Uncertainty relations for multiple measurements with applications

TL;DR

This paper develops strong uncertainty relations for quantum measurements, introduces efficient bases for information locking, and applies these concepts to enhance cryptographic protocols and analyze quantum storage security.

Contribution

It provides the first explicit construction of an information locking scheme and introduces QC-extractors for security against quantum adversaries.

Findings

New bases satisfying strong uncertainty relations for locking

Explicit construction of an information locking scheme

Security proofs for cryptographic protocols based on limited quantum storage

Abstract

Uncertainty relations express the fundamental incompatibility of certain observables in quantum mechanics. Far from just being puzzling constraints on our ability to know the state of a quantum system, uncertainty relations are at the heart of why some classically impossible cryptographic primitives become possible when quantum communication is allowed. This thesis is concerned with strong notions of uncertainty relations and their applications in quantum information theory. One operational manifestation of such uncertainty relations is a purely quantum effect referred to as information locking. A locking scheme can be viewed as a cryptographic protocol in which a uniformly random n-bit message is encoded in a quantum system using a classical key of size much smaller than n.
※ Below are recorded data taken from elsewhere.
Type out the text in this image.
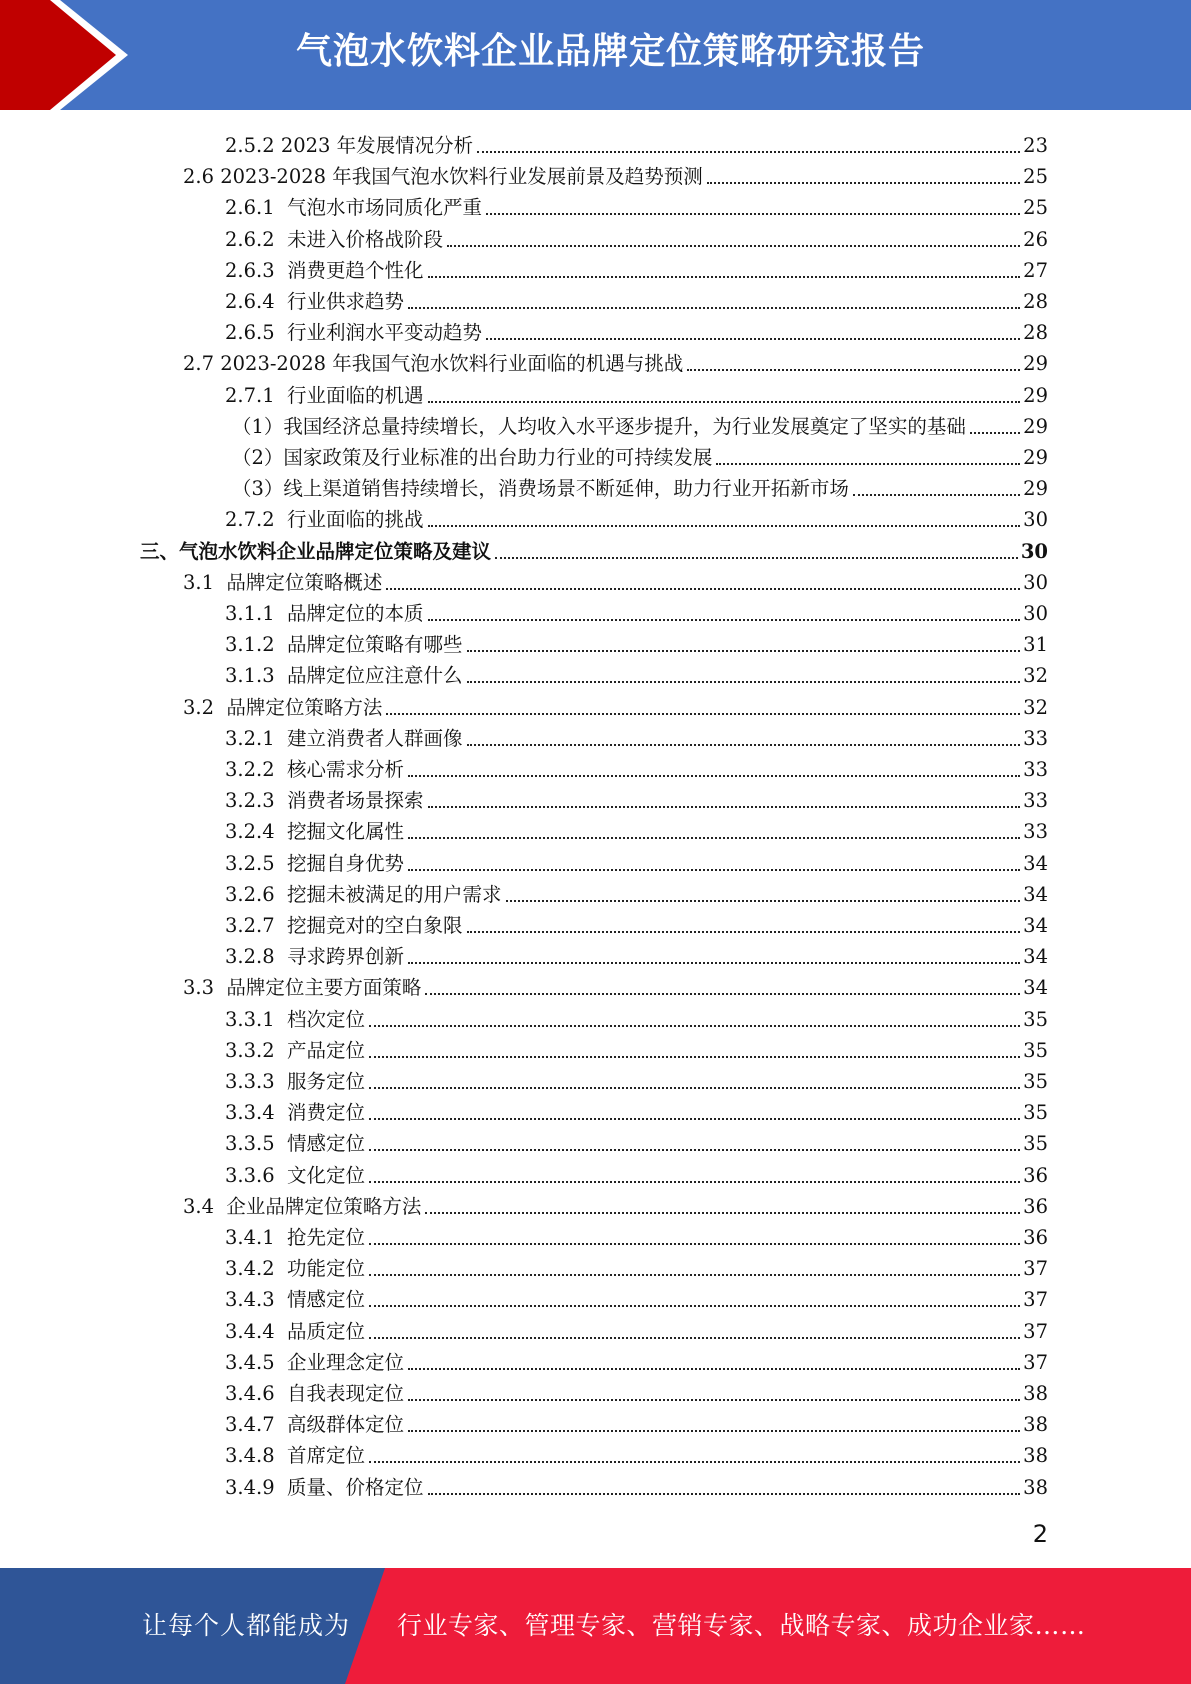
气泡水饮料企业品牌定位策略研究报告
2.5.2 2023 年发展情况分析	23
2.6 2023-2028 年我国气泡水饮料行业发展前景及趋势预测	25
2.6.1 气泡水市场同质化严重	25
2.6.2 未进入价格战阶段	26
2.6.3 消费更趋个性化	27
2.6.4 行业供求趋势	28
2.6.5 行业利润水平变动趋势	28
2.7 2023-2028 年我国气泡水饮料行业面临的机遇与挑战	29
2.7.1 行业面临的机遇	29
（1） 我国经济总量持续增长，人均收入水平逐步提升，为行业发展奠定了坚实的基础	29
（2） 国家政策及行业标准的出台助力行业的可持续发展	29
（3） 线上渠道销售持续增长，消费场景不断延伸，助力行业开拓新市场	29
2.7.2 行业面临的挑战	30
三、 气泡水饮料企业品牌定位策略及建议	30
3.1 品牌定位策略概述	30
3.1.1 品牌定位的本质	30
3.1.2 品牌定位策略有哪些	31
3.1.3 品牌定位应注意什么	32
3.2 品牌定位策略方法	32
3.2.1 建立消费者人群画像	33
3.2.2 核心需求分析	33
3.2.3 消费者场景探索	33
3.2.4 挖掘文化属性	33
3.2.5 挖掘自身优势	34
3.2.6 挖掘未被满足的用户需求	34
3.2.7 挖掘竞对的空白象限	34
3.2.8 寻求跨界创新	34
3.3 品牌定位主要方面策略	34
3.3.1 档次定位	35
3.3.2 产品定位	35
3.3.3 服务定位	35
3.3.4 消费定位	35
3.3.5 情感定位	35
3.3.6 文化定位	36
3.4 企业品牌定位策略方法	36
3.4.1 抢先定位	36
3.4.2 功能定位	37
3.4.3 情感定位	37
3.4.4 品质定位	37
3.4.5 企业理念定位	37
3.4.6 自我表现定位	38
3.4.7 高级群体定位	38
3.4.8 首席定位	38
3.4.9 质量、价格定位	38
2
让每个人都能成为 行业专家、管理专家、营销专家、战略专家、成功企业家……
Without the key, no measurement of this quantum state can extract more than a negligible amount of information about the message, in which case the message is said to be "locked". Furthermore, knowing the key, it is possible to recover, that is "unlock", the message. We give new efficient constructions of bases satisfying strong uncertainty relations leading to the first explicit construction of an information locking scheme. We also give several other applications of our uncertainty relations both to cryptographic and communication tasks. In addition, we define objects called QC-extractors, that can be seen as strong uncertainty relations that hold against quantum adversaries. We provide several constructions of QC-extractors, and use them to prove the security of cryptographic protocols for two-party computations based on the sole assumption that the parties' storage device is limited in transmitting quantum information. In doing so, we resolve a central question in the so-called noisy-storage model by relating security to the quantum capacity of storage devices.